We're doing our database versioning with RoundhousE using forward-only, run-once, irreversible update scripts, in case of rollbacks we are restoring our databases from backups. Our tooling ensures that no script is modified after being run, which makes sense as we have no way to apply those changes to the database that is already some revisions ahead. We also don't want to have scripts that are branch-specific, as we'll need to skip this script on merging and we'll need to remember about that until the last day of existence of our product. What's more, if we have our development environment built using different set of scripts than the production one, we are asking for trouble.
Before we decided what to do, we've thoroughly discussed an article by K. Scott Allen from 2008. There were two solutions proposed - either to include the patching script before all the new scripts from the trunk (meaning that the databases already in trunk version need to be fixed somehow) or to have two different scripts in two branches written in such way that the script itself ensures that it is not run twice, so that it can be merged through branches.
I don't like the second option, which was recommended by Scott. It suits to our tooling and will work, but going that way means that production database was built a bit differently than development ones (as our patch script was branched - there are some statements that must have been skipped to make the script run correctly both in prod and dev). That is smelly. Even if we can see that the result seems to be the same, we'd prefer to have all our databases built using exactly the same set of scripts in the same order.

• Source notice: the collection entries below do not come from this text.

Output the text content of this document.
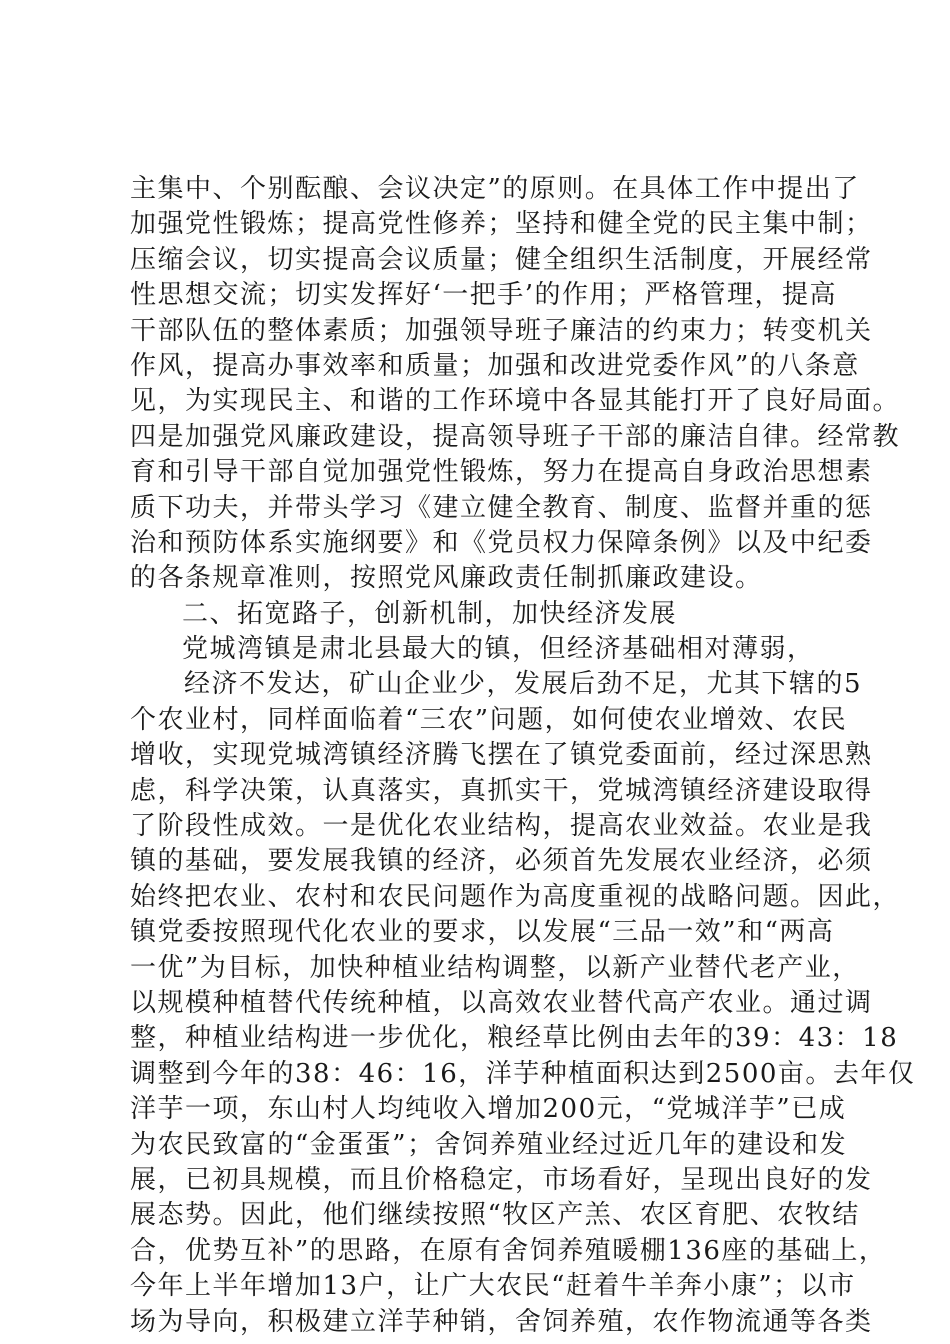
主集中、个别酝酿、会议决定”的原则。在具体工作中提出了
加强党性锻炼；提高党性修养；坚持和健全党的民主集中制；
压缩会议，切实提高会议质量；健全组织生活制度，开展经常
性思想交流；切实发挥好‘一把手’的作用；严格管理，提高
干部队伍的整体素质；加强领导班子廉洁的约束力；转变机关
作风，提高办事效率和质量；加强和改进党委作风”的八条意
见，为实现民主、和谐的工作环境中各显其能打开了良好局面。
四是加强党风廉政建设，提高领导班子干部的廉洁自律。经常教
育和引导干部自觉加强党性锻炼，努力在提高自身政治思想素
质下功夫，并带头学习《建立健全教育、制度、监督并重的惩
治和预防体系实施纲要》和《党员权力保障条例》以及中纪委
的各条规章准则，按照党风廉政责任制抓廉政建设。
二、拓宽路子，创新机制，加快经济发展
党城湾镇是肃北县最大的镇，但经济基础相对薄弱，
经济不发达，矿山企业少，发展后劲不足，尤其下辖的5
个农业村，同样面临着“三农”问题，如何使农业增效、农民
增收，实现党城湾镇经济腾飞摆在了镇党委面前，经过深思熟
虑，科学决策，认真落实，真抓实干，党城湾镇经济建设取得
了阶段性成效。一是优化农业结构，提高农业效益。农业是我
镇的基础，要发展我镇的经济，必须首先发展农业经济，必须
始终把农业、农村和农民问题作为高度重视的战略问题。因此，
镇党委按照现代化农业的要求，以发展“三品一效”和“两高
一优”为目标，加快种植业结构调整，以新产业替代老产业，
以规模种植替代传统种植，以高效农业替代高产农业。通过调
整，种植业结构进一步优化，粮经草比例由去年的39：43：18
调整到今年的38：46：16，洋芋种植面积达到2500亩。去年仅
洋芋一项，东山村人均纯收入增加200元，“党城洋芋”已成
为农民致富的“金蛋蛋”；舍饲养殖业经过近几年的建设和发
展，已初具规模，而且价格稳定，市场看好，呈现出良好的发
展态势。因此，他们继续按照“牧区产羔、农区育肥、农牧结
合，优势互补”的思路，在原有舍饲养殖暖棚136座的基础上，
今年上半年增加13户，让广大农民“赶着牛羊奔小康”；以市
场为导向，积极建立洋芋种销，舍饲养殖，农作物流通等各类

Scott discourages the first option - with inserting the patch script before all the trunk scripts - as it means applying the changes to the database that is already forward. But again - we want our databases to be built using exactly the same set of scripts in the same order. This means that if our production database will have the patch applied before the scripts that are already in trunk (and will go to production in some future release) - we should have the same order in the development databases.
Here is our final solution - it's a bit different than these two:
- Integrate the patch before all the trunk scripts. Let's say that the branch was done after script 100 so that the production database is at version 100 and we have new scripts 101 and 102 in the trunk so that our development databases are currently in version 102. This means that our patch needs to go between 100 and 101 - let's say 100a.
- Modify 101 and 102 to be runnable on the new schema (changes should not be needed in most cases as 100a is just a bugfix and should not consist major changes as such).
- Roll back all the development databases to version 100 from the backup, so that the next upgrade will run 100a first and then 101 and 102. In case someone will not roll back the database, the next local deployment will fail on running 100a script on the database already at ver. 102 and this is good as it requires every developer to have a production-like environment.
The only issue with this approach is that because of restoring the database from the backup we're losing some of the newest data. But this is probably not a big deal in the development environment. And knowing that all our databases (development, production and whatever) were upgraded by the same sequence of statements lets us sleep better.